JT: I'm going to ask you one final thing. I wanted to ask you if you have any special advice that you wanted to give someone like me, my age, younger, someone younger than you. What kind of wisdom do you want to leave, tell Jo Jo? What kind of things have you learned about in your life that you want to pass on to others?

KT: Well, I don't have to pass things on to you people. You people have been taught very well by your...

JT: Oh, I see what you're saying.

KT: ...your parents. And you do more than your share.

JT: Oh, thank you for that. And my very last question is what kind of, the girls, Rhea and Reena. What kind of hopes do you have for them?

KT: Well, I think they're a little different in that their friendships are not with, strictly with the Japanese.

JT: Well, they live in a different, their pace of life is way different from ours.
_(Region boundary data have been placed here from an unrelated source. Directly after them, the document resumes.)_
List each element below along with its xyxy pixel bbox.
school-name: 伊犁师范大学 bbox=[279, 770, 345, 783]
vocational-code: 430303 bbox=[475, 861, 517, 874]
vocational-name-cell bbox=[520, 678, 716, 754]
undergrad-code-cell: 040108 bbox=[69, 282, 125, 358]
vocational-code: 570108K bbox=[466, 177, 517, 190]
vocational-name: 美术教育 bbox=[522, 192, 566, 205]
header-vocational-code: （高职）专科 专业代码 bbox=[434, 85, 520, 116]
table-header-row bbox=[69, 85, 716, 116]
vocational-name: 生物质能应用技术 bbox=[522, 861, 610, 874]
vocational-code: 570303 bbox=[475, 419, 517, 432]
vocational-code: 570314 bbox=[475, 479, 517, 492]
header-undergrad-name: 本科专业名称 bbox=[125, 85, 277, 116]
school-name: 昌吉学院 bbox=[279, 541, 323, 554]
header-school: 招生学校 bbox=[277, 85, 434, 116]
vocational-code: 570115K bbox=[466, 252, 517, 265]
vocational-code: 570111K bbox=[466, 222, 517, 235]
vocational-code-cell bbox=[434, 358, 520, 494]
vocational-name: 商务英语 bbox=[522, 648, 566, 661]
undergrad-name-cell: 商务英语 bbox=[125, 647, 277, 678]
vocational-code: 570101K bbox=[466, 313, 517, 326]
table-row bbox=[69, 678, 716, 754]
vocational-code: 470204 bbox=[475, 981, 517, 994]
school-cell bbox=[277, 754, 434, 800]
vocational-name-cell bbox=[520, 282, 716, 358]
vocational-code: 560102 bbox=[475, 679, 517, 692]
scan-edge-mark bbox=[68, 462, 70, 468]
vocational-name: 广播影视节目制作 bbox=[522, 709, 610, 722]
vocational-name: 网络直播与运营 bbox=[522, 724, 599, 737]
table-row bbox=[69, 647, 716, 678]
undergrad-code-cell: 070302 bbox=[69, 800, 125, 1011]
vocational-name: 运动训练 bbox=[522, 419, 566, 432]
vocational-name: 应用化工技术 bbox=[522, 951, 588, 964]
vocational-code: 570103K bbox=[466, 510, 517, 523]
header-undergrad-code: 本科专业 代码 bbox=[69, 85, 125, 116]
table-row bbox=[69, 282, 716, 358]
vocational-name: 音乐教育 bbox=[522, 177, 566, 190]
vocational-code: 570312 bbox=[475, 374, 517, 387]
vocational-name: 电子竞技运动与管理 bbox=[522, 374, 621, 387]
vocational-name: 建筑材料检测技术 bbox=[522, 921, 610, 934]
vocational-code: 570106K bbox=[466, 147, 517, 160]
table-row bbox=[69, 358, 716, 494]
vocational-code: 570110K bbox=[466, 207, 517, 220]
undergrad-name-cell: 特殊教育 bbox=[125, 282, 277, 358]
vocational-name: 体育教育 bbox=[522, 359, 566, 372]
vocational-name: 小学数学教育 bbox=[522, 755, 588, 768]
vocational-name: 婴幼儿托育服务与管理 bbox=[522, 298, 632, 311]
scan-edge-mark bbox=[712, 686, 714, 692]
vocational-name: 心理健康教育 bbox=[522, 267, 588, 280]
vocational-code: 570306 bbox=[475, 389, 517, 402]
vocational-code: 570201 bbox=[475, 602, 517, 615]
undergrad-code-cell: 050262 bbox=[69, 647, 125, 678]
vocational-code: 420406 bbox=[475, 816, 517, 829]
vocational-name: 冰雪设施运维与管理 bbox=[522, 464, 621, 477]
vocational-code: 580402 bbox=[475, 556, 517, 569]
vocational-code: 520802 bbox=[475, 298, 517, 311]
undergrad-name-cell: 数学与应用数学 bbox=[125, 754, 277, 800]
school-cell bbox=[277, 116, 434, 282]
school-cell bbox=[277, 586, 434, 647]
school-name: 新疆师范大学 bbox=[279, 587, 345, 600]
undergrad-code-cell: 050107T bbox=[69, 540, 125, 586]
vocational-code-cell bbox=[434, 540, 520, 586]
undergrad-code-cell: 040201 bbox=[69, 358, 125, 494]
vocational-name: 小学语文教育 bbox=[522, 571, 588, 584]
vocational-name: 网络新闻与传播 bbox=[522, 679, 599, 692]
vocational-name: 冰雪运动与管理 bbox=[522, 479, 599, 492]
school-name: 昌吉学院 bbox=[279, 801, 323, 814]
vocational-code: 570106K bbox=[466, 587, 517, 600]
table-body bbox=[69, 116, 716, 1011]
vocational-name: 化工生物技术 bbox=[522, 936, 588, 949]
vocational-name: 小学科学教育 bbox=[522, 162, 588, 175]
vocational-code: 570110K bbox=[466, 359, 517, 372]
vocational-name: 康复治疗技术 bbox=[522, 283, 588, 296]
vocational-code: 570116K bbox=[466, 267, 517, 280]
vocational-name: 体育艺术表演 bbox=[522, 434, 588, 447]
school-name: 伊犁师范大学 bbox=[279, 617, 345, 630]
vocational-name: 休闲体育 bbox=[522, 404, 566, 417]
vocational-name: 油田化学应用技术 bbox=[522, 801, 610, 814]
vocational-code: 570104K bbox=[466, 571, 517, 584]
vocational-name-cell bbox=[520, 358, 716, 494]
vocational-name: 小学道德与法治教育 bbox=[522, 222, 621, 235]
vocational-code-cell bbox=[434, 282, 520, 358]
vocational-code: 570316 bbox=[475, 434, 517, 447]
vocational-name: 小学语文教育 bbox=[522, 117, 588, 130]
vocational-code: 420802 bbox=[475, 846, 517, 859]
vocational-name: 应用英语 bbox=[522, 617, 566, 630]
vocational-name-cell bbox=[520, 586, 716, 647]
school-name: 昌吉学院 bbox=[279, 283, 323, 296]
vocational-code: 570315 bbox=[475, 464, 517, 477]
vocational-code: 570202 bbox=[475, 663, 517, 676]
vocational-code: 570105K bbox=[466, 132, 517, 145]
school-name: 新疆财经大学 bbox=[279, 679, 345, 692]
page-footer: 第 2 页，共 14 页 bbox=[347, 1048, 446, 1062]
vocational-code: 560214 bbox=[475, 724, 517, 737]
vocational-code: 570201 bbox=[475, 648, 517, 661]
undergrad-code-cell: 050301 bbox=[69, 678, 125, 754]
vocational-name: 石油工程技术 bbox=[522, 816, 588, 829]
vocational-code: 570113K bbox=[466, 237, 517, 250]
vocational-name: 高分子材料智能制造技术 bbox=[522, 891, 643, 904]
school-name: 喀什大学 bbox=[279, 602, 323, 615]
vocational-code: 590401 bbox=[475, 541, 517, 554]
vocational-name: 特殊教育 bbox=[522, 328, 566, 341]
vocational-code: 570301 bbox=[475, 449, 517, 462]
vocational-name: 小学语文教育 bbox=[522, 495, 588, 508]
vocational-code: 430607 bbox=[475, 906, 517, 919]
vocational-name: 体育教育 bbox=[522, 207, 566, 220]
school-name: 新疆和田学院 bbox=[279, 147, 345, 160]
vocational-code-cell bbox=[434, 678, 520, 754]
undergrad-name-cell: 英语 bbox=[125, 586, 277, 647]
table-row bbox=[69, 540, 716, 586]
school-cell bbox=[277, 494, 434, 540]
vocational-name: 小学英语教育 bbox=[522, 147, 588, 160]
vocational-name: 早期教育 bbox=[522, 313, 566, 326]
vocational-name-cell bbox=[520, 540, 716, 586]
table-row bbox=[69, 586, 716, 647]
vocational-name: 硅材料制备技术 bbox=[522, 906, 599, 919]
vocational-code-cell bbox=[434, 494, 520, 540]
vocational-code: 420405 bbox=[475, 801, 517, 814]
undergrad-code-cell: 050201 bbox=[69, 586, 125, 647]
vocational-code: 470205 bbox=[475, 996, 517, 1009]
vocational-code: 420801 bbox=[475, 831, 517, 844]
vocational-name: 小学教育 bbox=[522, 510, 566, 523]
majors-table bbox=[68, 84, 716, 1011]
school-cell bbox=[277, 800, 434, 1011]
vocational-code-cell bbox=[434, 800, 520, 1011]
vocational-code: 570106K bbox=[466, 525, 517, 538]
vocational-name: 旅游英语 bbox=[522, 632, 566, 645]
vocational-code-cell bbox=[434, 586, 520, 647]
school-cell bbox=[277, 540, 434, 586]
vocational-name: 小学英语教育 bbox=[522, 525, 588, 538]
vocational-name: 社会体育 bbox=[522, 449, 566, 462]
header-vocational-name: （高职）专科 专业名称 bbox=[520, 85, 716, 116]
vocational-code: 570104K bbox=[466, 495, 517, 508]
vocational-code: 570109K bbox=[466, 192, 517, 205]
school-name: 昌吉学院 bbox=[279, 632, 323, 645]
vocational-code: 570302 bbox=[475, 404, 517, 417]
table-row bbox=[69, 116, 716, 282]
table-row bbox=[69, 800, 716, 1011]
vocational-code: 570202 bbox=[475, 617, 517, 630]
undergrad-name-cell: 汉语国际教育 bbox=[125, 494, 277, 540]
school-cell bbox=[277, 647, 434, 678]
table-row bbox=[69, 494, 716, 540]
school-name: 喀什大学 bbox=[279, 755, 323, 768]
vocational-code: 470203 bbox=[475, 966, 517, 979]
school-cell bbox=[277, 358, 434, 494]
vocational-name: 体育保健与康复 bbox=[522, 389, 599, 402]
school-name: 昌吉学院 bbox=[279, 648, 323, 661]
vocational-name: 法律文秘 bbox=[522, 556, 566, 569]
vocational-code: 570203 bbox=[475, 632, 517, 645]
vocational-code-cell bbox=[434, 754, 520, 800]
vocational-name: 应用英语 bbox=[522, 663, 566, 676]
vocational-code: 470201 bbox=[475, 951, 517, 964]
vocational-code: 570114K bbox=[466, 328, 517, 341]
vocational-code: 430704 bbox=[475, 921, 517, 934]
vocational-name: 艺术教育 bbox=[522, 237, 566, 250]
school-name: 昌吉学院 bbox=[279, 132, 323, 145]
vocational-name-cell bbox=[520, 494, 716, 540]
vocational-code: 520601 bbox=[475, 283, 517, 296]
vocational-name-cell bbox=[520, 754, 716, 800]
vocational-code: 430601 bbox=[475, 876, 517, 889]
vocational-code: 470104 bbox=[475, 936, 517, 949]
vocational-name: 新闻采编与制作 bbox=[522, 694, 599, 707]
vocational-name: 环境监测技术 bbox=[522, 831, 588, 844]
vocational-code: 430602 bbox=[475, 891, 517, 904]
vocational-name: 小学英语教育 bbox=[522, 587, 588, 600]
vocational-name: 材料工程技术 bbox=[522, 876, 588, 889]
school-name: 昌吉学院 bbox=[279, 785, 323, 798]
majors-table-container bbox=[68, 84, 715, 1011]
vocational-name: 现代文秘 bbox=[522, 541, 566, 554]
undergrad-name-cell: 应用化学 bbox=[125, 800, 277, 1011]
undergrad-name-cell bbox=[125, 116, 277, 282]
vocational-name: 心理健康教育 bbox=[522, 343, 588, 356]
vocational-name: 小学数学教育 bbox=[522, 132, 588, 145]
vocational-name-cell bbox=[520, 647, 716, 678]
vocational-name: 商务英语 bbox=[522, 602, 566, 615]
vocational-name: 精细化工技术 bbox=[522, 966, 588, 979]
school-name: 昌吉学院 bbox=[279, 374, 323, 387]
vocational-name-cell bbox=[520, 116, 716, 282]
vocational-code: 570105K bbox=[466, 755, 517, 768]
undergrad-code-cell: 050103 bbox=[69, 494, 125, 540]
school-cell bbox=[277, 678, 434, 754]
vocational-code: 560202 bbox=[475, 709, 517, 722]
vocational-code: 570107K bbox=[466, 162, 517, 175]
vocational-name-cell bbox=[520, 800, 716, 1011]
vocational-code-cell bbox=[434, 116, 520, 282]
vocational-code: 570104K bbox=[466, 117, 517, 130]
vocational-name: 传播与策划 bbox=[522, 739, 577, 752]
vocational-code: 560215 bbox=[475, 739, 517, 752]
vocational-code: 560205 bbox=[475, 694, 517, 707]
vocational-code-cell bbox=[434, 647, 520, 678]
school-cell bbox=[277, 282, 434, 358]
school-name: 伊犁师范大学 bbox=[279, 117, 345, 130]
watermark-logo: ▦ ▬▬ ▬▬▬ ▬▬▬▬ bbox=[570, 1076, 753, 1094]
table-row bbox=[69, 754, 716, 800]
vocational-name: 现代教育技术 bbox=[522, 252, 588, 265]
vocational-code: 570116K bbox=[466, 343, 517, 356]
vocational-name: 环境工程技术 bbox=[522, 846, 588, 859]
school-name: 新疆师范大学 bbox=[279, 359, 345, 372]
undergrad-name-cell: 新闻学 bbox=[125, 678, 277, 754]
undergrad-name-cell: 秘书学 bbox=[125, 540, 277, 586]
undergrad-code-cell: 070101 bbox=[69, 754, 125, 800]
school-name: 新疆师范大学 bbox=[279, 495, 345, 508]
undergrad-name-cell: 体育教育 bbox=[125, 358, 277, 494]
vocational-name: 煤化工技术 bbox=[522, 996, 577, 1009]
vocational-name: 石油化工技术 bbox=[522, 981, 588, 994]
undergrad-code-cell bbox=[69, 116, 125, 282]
Even yours and then in mine, but it's a different world out there for them. And are you able to talk to them about your stories, and do you share your life like you're sharing with me right now? Do they know a lot about what you're talking about?

KT: They picked up some of them, I know. But I don't know whether they lectured...

JT: Oh, that you've purposely told them. Well, I'm going to ask you share all this with them, because I think if you don't tell them, they'll never know about you, and there are a lot more things I want to ask you about dating and Mary and all this, but I won't do that in this interview, I'll do that some other time. Would it be okay to come some other time and visit with you?

MT: Oh dear. [Laughs]

JT: Okay, well, I think you'll be here. I want to thank you for sharing all this with us.